Da una parte, i muri con lo spacca-Italia che vedrà impoverirsi ancor più il Sud del Paese incrementando le differenze in quanto a servizi essenziali e diritti negati; dall’altra il ponte, almeno nelle intenzioni: una commedia tragicomica tutta italiana, certamente non la prima, ma dai risvolti che potrebbero rivelarsi infausti, non per qualcosa che entrerà a far parte della fiera dei sogni ma per l’aggravio di ulteriori ingenti risorse che saranno rapinate ai contribuenti, oltre a quelle già in atto, con una partecipazione di fatto del nostro Paese a una guerra molto vicina che già stiamo pagando e che tanto ancora graverà sui bilanci sempre più stringati delle famiglie.

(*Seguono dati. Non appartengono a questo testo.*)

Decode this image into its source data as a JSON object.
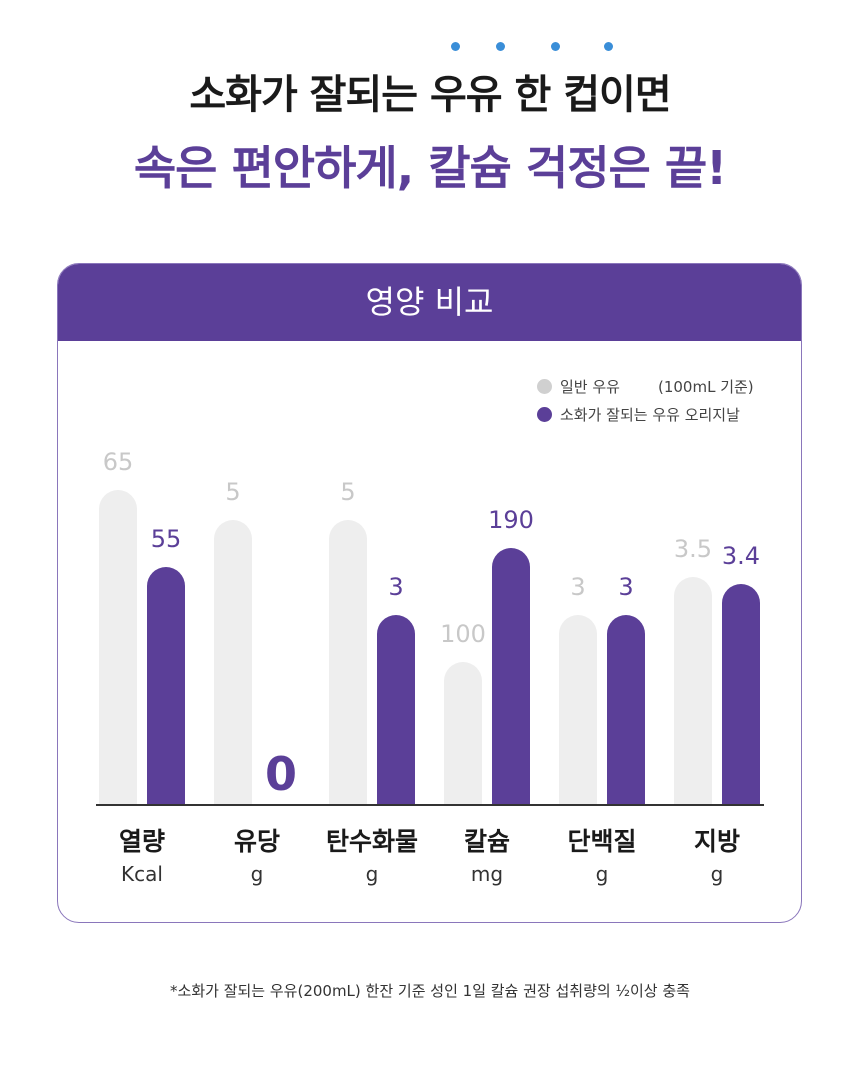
{
  "title_line1": "소화가 잘되는 우유 한 컵이면",
  "title_line2": "속은 편안하게, 칼슘 걱정은 끝!",
  "colors": {
    "accent": "#5b3f98",
    "gray_bar": "#eeeeee",
    "gray_label": "#c8c8c8",
    "dot": "#3a8ed8"
  },
  "chart_data": {
    "type": "bar",
    "title": "영양 비교",
    "legend": [
      {
        "name": "일반 우유",
        "color": "#d0d0d0"
      },
      {
        "name": "소화가 잘되는 우유 오리지날",
        "color": "#5b3f98"
      }
    ],
    "basis_note": "(100mL 기준)",
    "legend_position": "top-right",
    "categories": [
      "열량",
      "유당",
      "탄수화물",
      "칼슘",
      "단백질",
      "지방"
    ],
    "units": [
      "Kcal",
      "g",
      "g",
      "mg",
      "g",
      "g"
    ],
    "series": [
      {
        "name": "일반 우유",
        "values": [
          65,
          5,
          5,
          100,
          3,
          3.5
        ],
        "labels": [
          "65",
          "5",
          "5",
          "100",
          "3",
          "3.5"
        ]
      },
      {
        "name": "소화가 잘되는 우유 오리지날",
        "values": [
          55,
          0,
          3,
          190,
          3,
          3.4
        ],
        "labels": [
          "55",
          "0",
          "3",
          "190",
          "3",
          "3.4"
        ]
      }
    ]
  },
  "footnote": "*소화가 잘되는 우유(200mL) 한잔 기준 성인 1일 칼슘 권장 섭취량의 ½이상 충족"
}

Dopo il Ministro dell’Interno delle maglie felpate e della dependance del Viminale al mare, dei decreti sicurezza e delle regole stringenti nei confronti di chi salva vite umane, dei canti appassionati con la Giorgia donna, madre e cristiana, occorreva un colpo di coda, qualcosa di sensazionale, un annuncio che distraesse l’attenzione dell’opinione pubblica attraverso quella informazione che ha ridotto a una colonna la notizia della conta delle salme recuperate fino al prossimo silenzio definitivo.
Ed ecco la giornata “storica”, poi si vedrà. Se son rose fioriranno, recita un antico proverbio popolare, e intanto la politica dell’approssimazione, degli annunci, delle promesse impossibili, magari fino a spingersi a cercarli lungo tutto il globo terracqueo. Tranquilli, non gli evasori, ma quei manovali delle grandi organizzazioni di trafficanti coperti con molta probabilità da qualche organismo governativo.
Chi vivrà vedrà, recita un altro antico proverbio e gli italiani brava gente di pazienza ne hanno e attenderanno come sempre. Magari sarà la stella nascente del Partito Democratico a ribaltare un sistema che ormai fa acqua da tutte le parti. Sarà il duo Calenda-Renzi a reinventarsi un quarto e un quinto polo o, forse, la nascita di una nuova stagione della politica da troppo tempo auspicata ma incapace di guardare anche a piccole realtà con idee chiare e uomini e donne credibili per coerenza, capacità e onestà. Occorre crederci coinvolgendo i giovani per indicare uno sviluppo possibile e un futuro che è già domani.